Control of evolution of porous copper-based metal–organic materials for electroreduction of CO2 to multi-carbon products

Abstract

Electrochemcial reduction of CO₂ to multi-carbon (C₂₊) products is an important but challenging task. Here, we report the control of structural evolution of two porous Cu(II)-based materials (HKUST-1 and CuMOP, MOP = metal–organic polyhedra) under electrochemical conditions by adsorption of 7,7,8,8-tetracyanoquinodimethane (TNCQ) as an additional electron acceptor. The formation of Cu(I) and Cu(0) species during the structural evolution has been confirmed and analysed by powder X-ray diffraction, and by EPR, Raman, XPS, IR and UV-vis spectroscopies.
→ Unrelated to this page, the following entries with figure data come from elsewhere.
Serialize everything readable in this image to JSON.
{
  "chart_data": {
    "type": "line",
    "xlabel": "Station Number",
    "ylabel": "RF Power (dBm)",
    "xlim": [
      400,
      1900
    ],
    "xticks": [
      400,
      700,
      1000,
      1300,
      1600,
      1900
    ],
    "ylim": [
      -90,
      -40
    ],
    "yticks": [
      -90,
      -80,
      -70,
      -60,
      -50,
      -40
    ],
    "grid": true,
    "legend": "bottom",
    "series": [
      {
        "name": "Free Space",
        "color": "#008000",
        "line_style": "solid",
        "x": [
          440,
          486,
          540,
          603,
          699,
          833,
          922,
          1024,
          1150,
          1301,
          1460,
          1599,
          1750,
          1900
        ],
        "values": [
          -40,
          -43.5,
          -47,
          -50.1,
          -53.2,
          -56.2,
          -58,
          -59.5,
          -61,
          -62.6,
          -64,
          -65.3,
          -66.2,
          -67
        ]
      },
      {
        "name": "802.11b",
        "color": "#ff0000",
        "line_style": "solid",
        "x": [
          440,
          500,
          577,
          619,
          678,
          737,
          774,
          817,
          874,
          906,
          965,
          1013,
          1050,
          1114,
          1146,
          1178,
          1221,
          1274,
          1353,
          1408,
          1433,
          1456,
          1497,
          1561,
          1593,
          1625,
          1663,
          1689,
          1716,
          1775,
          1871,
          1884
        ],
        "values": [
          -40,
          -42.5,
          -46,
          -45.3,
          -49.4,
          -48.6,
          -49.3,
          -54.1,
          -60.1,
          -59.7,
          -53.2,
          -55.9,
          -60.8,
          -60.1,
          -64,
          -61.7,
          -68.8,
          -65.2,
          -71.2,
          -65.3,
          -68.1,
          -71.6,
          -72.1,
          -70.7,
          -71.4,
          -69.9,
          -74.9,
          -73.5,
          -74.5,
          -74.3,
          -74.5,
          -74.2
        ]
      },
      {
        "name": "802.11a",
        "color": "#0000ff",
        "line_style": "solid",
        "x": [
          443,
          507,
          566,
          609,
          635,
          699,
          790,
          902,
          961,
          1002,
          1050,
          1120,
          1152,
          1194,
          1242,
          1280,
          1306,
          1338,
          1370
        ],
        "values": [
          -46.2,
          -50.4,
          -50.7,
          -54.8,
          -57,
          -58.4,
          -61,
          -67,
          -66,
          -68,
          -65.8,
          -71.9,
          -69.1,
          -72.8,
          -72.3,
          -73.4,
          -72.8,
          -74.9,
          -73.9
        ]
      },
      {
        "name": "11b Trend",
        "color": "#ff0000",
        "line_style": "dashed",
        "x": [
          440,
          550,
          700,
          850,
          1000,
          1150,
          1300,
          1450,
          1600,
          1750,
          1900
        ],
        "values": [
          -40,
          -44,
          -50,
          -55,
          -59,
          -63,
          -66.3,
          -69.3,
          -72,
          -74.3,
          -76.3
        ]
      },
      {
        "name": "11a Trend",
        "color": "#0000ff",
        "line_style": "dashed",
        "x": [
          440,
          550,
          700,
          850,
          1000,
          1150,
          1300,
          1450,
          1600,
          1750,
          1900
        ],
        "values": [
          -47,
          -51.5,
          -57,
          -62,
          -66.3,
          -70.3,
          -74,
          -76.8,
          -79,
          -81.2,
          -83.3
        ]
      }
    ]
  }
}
An electrode decorated with evolved TCNQ@CuMOP shows a selectivity of 68% for C₂₊ products with a total current density of 268 mA cm⁻² and faradaic efficiency of 37% for electrochemcial reduction of CO₂ in 1 M aqueous KOH electrolyte at −2.27 V vs. RHE (reversible hydrogen electrode). In situ electron paramagnetic resonance spectroscopy reveals the presence of carbon-centred radicals as key reaction intermediates. This study demonstrates the positive impact of additional electron acceptors on the structural evolution of Cu(II)-based porous materials to promote the electroreduction of CO₂ to C₂₊ products.